During the war years of 1941-1946, private flying was restricted, and the airport was used exclusively by the military as an aviation depot. After the hostilities ceased, private flying re-emerged at Compton under Woodley. He hired instructors and bought airplanes, and with the profits from his flying school enterprise, purchased the additional land parcels that are included in the airport today.
Simmons noted with a sense of pride the fact that the two postwar flight schools at Compton trained more than 500 Black civilian pilots in the 1950s. The number exceeded any other location.
In addition to closing the missing link in Black history for Compton/Woodley Airport, Simmons updated the community airport’s more modern legacy in a series of events from the early 1990s. He screened and narrated videos of the reconstruction of a crash-damaged Jet Commander that was trucked-from Van Nuys Airport to Compton, restored to Federal Aviation Administration airworthiness certification, flown out Sept. 7, 1991, for a 2-hour shakedown including a landing to pick up passengers at another airport before returning to Compton/Woodley. Simmons said Chet Duncan was the pilot in command of the Black crew.
With degrees in electronics and management science, and a career path that led through private contracting, consulting, subcontracting with Douglas Aircraft, and finally retirement after 20 years with JPL, Simmons kept his hands and heart active at Compton/Woodley, serving as a flight instructor and advocating for the airport.
According to the county website, upon Woodley’s death in 1962, the property was acquired by an investment company, leading the county’s Aviation Commission to lease the airport from the investment company who operated it in the interim.
With support from pilot groups, local citizens, and the Mayor and Compton City Council, the Board of Supervisors voted to claim the facility as a regional airport.

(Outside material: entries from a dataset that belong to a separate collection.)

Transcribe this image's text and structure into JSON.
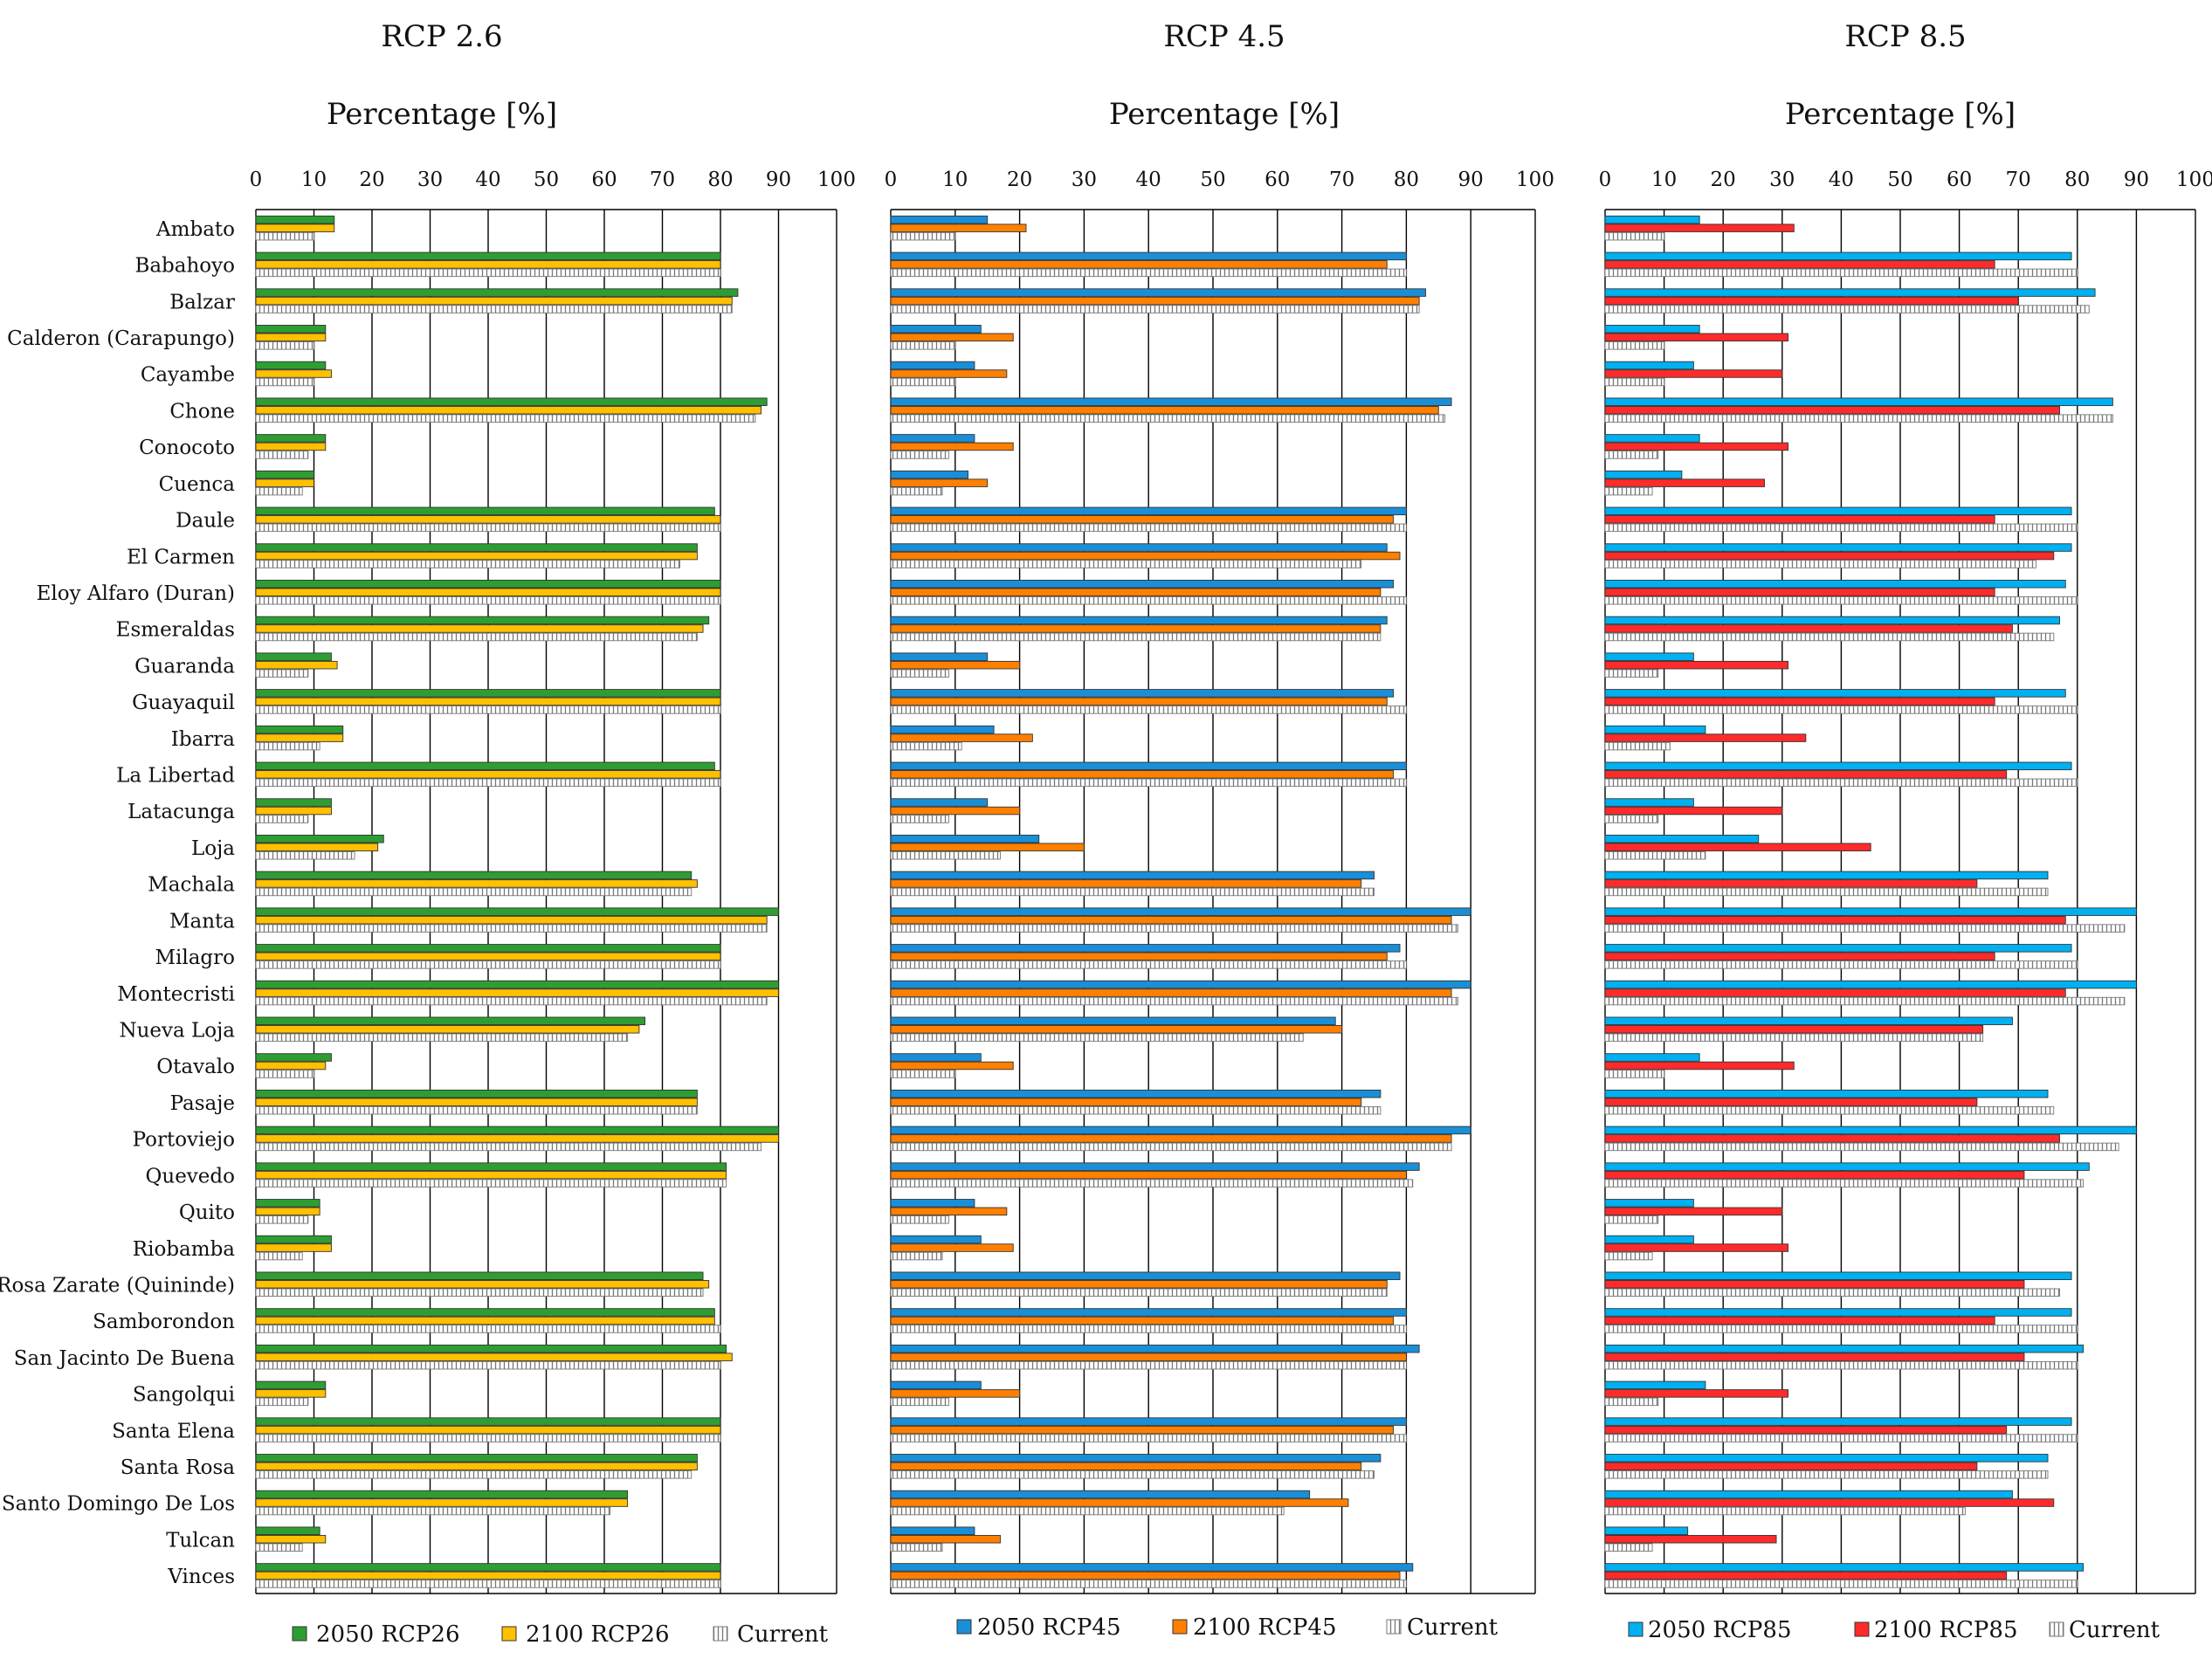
{
  "cities": [
    "Ambato",
    "Babahoyo",
    "Balzar",
    "Calderon (Carapungo)",
    "Cayambe",
    "Chone",
    "Conocoto",
    "Cuenca",
    "Daule",
    "El Carmen",
    "Eloy Alfaro (Duran)",
    "Esmeraldas",
    "Guaranda",
    "Guayaquil",
    "Ibarra",
    "La Libertad",
    "Latacunga",
    "Loja",
    "Machala",
    "Manta",
    "Milagro",
    "Montecristi",
    "Nueva Loja",
    "Otavalo",
    "Pasaje",
    "Portoviejo",
    "Quevedo",
    "Quito",
    "Riobamba",
    "Rosa Zarate (Quininde)",
    "Samborondon",
    "San Jacinto De Buena",
    "Sangolqui",
    "Santa Elena",
    "Santa Rosa",
    "Santo Domingo De Los",
    "Tulcan",
    "Vinces"
  ],
  "axis_label": "Percentage [%]",
  "ticks": [
    "0",
    "10",
    "20",
    "30",
    "40",
    "50",
    "60",
    "70",
    "80",
    "90",
    "100"
  ],
  "chart_data": [
    {
      "type": "bar",
      "orientation": "horizontal",
      "title": "RCP 2.6",
      "xlabel": "Percentage [%]",
      "xlim": [
        0,
        100
      ],
      "legend_position": "bottom",
      "categories": [
        "Ambato",
        "Babahoyo",
        "Balzar",
        "Calderon (Carapungo)",
        "Cayambe",
        "Chone",
        "Conocoto",
        "Cuenca",
        "Daule",
        "El Carmen",
        "Eloy Alfaro (Duran)",
        "Esmeraldas",
        "Guaranda",
        "Guayaquil",
        "Ibarra",
        "La Libertad",
        "Latacunga",
        "Loja",
        "Machala",
        "Manta",
        "Milagro",
        "Montecristi",
        "Nueva Loja",
        "Otavalo",
        "Pasaje",
        "Portoviejo",
        "Quevedo",
        "Quito",
        "Riobamba",
        "Rosa Zarate (Quininde)",
        "Samborondon",
        "San Jacinto De Buena",
        "Sangolqui",
        "Santa Elena",
        "Santa Rosa",
        "Santo Domingo De Los",
        "Tulcan",
        "Vinces"
      ],
      "series": [
        {
          "name": "2050 RCP26",
          "color": "#2e9e32",
          "values": [
            13.5,
            80,
            83,
            12,
            12,
            88,
            12,
            10,
            79,
            76,
            80,
            78,
            13,
            80,
            15,
            79,
            13,
            22,
            75,
            90,
            80,
            90,
            67,
            13,
            76,
            90,
            81,
            11,
            13,
            77,
            79,
            81,
            12,
            80,
            76,
            64,
            11,
            80
          ]
        },
        {
          "name": "2100 RCP26",
          "color": "#ffc000",
          "values": [
            13.5,
            80,
            82,
            12,
            13,
            87,
            12,
            10,
            80,
            76,
            80,
            77,
            14,
            80,
            15,
            80,
            13,
            21,
            76,
            88,
            80,
            90,
            66,
            12,
            76,
            90,
            81,
            11,
            13,
            78,
            79,
            82,
            12,
            80,
            76,
            64,
            12,
            80
          ]
        },
        {
          "name": "Current",
          "color": "#ffffff",
          "values": [
            10,
            80,
            82,
            10,
            10,
            86,
            9,
            8,
            80,
            73,
            80,
            76,
            9,
            80,
            11,
            80,
            9,
            17,
            75,
            88,
            80,
            88,
            64,
            10,
            76,
            87,
            81,
            9,
            8,
            77,
            80,
            80,
            9,
            80,
            75,
            61,
            8,
            80
          ]
        }
      ]
    },
    {
      "type": "bar",
      "orientation": "horizontal",
      "title": "RCP 4.5",
      "xlabel": "Percentage [%]",
      "xlim": [
        0,
        100
      ],
      "legend_position": "bottom",
      "categories": [
        "Ambato",
        "Babahoyo",
        "Balzar",
        "Calderon (Carapungo)",
        "Cayambe",
        "Chone",
        "Conocoto",
        "Cuenca",
        "Daule",
        "El Carmen",
        "Eloy Alfaro (Duran)",
        "Esmeraldas",
        "Guaranda",
        "Guayaquil",
        "Ibarra",
        "La Libertad",
        "Latacunga",
        "Loja",
        "Machala",
        "Manta",
        "Milagro",
        "Montecristi",
        "Nueva Loja",
        "Otavalo",
        "Pasaje",
        "Portoviejo",
        "Quevedo",
        "Quito",
        "Riobamba",
        "Rosa Zarate (Quininde)",
        "Samborondon",
        "San Jacinto De Buena",
        "Sangolqui",
        "Santa Elena",
        "Santa Rosa",
        "Santo Domingo De Los",
        "Tulcan",
        "Vinces"
      ],
      "series": [
        {
          "name": "2050 RCP45",
          "color": "#1a8fd8",
          "values": [
            15,
            80,
            83,
            14,
            13,
            87,
            13,
            12,
            80,
            77,
            78,
            77,
            15,
            78,
            16,
            80,
            15,
            23,
            75,
            90,
            79,
            90,
            69,
            14,
            76,
            90,
            82,
            13,
            14,
            79,
            80,
            82,
            14,
            80,
            76,
            65,
            13,
            81
          ]
        },
        {
          "name": "2100 RCP45",
          "color": "#ff8000",
          "values": [
            21,
            77,
            82,
            19,
            18,
            85,
            19,
            15,
            78,
            79,
            76,
            76,
            20,
            77,
            22,
            78,
            20,
            30,
            73,
            87,
            77,
            87,
            70,
            19,
            73,
            87,
            80,
            18,
            19,
            77,
            78,
            80,
            20,
            78,
            73,
            71,
            17,
            79
          ]
        },
        {
          "name": "Current",
          "color": "#ffffff",
          "values": [
            10,
            80,
            82,
            10,
            10,
            86,
            9,
            8,
            80,
            73,
            80,
            76,
            9,
            80,
            11,
            80,
            9,
            17,
            75,
            88,
            80,
            88,
            64,
            10,
            76,
            87,
            81,
            9,
            8,
            77,
            80,
            80,
            9,
            80,
            75,
            61,
            8,
            80
          ]
        }
      ]
    },
    {
      "type": "bar",
      "orientation": "horizontal",
      "title": "RCP 8.5",
      "xlabel": "Percentage [%]",
      "xlim": [
        0,
        100
      ],
      "legend_position": "bottom",
      "categories": [
        "Ambato",
        "Babahoyo",
        "Balzar",
        "Calderon (Carapungo)",
        "Cayambe",
        "Chone",
        "Conocoto",
        "Cuenca",
        "Daule",
        "El Carmen",
        "Eloy Alfaro (Duran)",
        "Esmeraldas",
        "Guaranda",
        "Guayaquil",
        "Ibarra",
        "La Libertad",
        "Latacunga",
        "Loja",
        "Machala",
        "Manta",
        "Milagro",
        "Montecristi",
        "Nueva Loja",
        "Otavalo",
        "Pasaje",
        "Portoviejo",
        "Quevedo",
        "Quito",
        "Riobamba",
        "Rosa Zarate (Quininde)",
        "Samborondon",
        "San Jacinto De Buena",
        "Sangolqui",
        "Santa Elena",
        "Santa Rosa",
        "Santo Domingo De Los",
        "Tulcan",
        "Vinces"
      ],
      "series": [
        {
          "name": "2050 RCP85",
          "color": "#00b0f0",
          "values": [
            16,
            79,
            83,
            16,
            15,
            86,
            16,
            13,
            79,
            79,
            78,
            77,
            15,
            78,
            17,
            79,
            15,
            26,
            75,
            90,
            79,
            90,
            69,
            16,
            75,
            90,
            82,
            15,
            15,
            79,
            79,
            81,
            17,
            79,
            75,
            69,
            14,
            81
          ]
        },
        {
          "name": "2100 RCP85",
          "color": "#ff2b2b",
          "values": [
            32,
            66,
            70,
            31,
            30,
            77,
            31,
            27,
            66,
            76,
            66,
            69,
            31,
            66,
            34,
            68,
            30,
            45,
            63,
            78,
            66,
            78,
            64,
            32,
            63,
            77,
            71,
            30,
            31,
            71,
            66,
            71,
            31,
            68,
            63,
            76,
            29,
            68
          ]
        },
        {
          "name": "Current",
          "color": "#ffffff",
          "values": [
            10,
            80,
            82,
            10,
            10,
            86,
            9,
            8,
            80,
            73,
            80,
            76,
            9,
            80,
            11,
            80,
            9,
            17,
            75,
            88,
            80,
            88,
            64,
            10,
            76,
            87,
            81,
            9,
            8,
            77,
            80,
            80,
            9,
            80,
            75,
            61,
            8,
            80
          ]
        }
      ]
    }
  ]
}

In June 1966, the County bought the nearly 77-acre site outright. Through the financial cooperation of the Federal Aviation Administration and the State Division of Aeronautics, the entire property was acquired for $2,948,883, including 53.64 percent federal aid.
The most recently available statistics from the Aviation Division of the Los Angeles County Department of Public Works report Compton/Woodley generates more than 60,000 general aviation takeoffs and landings each year. The airport is publicly available to general aviation aircraft 24-hours a day seven days a week and is home to 200 based aircraft and aviation-related businesses and organizations.
Compton/Woodley Airport accommodates both fixed and rotary-wing aircraft ranging from small two-seat, single-engine propeller aircraft up to much larger and higher capacity turboprop and light jet aircraft. Among other features, the airport has dual parallel runways (each 3,322’ by 60’) with the south runway equipped with a precision approach path indicator (PAPI), full- and self-service fueling services (100LL) available around the clock, and advanced weather reporting equipment such as the recently installed state-of-the-art Automated Weather Observing System (AWOS).